The U.S. equity rally is beginning to lose steam and investors should not expect markets to maintain their breakneck spurt of yesteryear. Nevertheless, traders may still find value in some battered sectors and related exchange traded funds.

Bank of America Merrill Lynch argued that there is a good chance stocks will peter out next year due to tighter credit conditions and slowing earnings growth, CNBC reports.

“We believe the peak in equities is likely before the end of 2019,” Savita Subramanian, equity and quantitative strategist at Bank of America Merrill Lynch, said in a note, projecting the the S&P 500 to rise slightly to 3,000 before the end of this year and then fall 3 percent in 2019 to 2,900.

“Assuming the market peaks somewhere at or above 3000, our forecast is for modest downside in 2019,” Subramanian added.

Nevertheless, investors can still pick and choose areas to play in the U.S. equity market. Specifically, Subramanian recommended exposure to health care, technology and financials sectors.

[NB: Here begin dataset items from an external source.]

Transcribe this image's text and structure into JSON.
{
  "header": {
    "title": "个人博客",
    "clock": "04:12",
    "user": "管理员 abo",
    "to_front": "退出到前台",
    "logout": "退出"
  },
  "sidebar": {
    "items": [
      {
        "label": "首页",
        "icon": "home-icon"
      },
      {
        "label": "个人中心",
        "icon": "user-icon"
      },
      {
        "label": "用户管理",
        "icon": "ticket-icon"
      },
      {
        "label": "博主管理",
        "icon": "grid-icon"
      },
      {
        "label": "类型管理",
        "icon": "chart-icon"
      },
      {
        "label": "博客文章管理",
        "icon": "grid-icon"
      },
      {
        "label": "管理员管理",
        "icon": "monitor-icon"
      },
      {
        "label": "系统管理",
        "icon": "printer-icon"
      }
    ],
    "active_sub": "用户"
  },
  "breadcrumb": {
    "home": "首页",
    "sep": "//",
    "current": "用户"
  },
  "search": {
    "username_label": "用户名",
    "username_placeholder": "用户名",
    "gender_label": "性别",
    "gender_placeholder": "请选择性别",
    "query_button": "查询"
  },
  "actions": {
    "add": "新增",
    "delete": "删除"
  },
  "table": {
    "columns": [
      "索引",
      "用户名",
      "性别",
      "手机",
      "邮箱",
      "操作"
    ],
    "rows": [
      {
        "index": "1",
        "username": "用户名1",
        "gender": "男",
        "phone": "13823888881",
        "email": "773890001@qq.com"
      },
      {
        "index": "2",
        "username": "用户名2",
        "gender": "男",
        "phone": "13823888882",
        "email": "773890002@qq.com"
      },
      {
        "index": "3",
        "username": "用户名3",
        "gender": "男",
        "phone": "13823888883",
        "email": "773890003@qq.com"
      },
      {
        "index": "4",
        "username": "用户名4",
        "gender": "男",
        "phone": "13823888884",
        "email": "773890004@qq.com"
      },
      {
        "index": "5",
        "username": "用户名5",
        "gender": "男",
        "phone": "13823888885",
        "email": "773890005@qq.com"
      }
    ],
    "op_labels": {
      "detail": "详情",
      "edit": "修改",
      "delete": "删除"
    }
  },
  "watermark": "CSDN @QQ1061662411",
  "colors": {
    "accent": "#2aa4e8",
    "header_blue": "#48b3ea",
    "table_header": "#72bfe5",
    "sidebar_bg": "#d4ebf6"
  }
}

Investors who are interested in gaining exposure to these sectors have a number of broad sector-specific ETFs to choose from. For example, the Technology Select Sector SPDR ETF (NYSEArca: XLK), Vanguard Information Technology ETF (NYSEArca: VGT) and iShares US Technology ETF (NYSEArca: IYW) can help investors access the tech segment.

Investors can gain exposure to health care sector through related ETFs like the Health Care Select Sector SPDR ETF (NYSEArca: XLV), Vanguard Health Care ETF (NYSEArca: VHT) and iShares US Healthcare ETF (NYSEArca: IYH).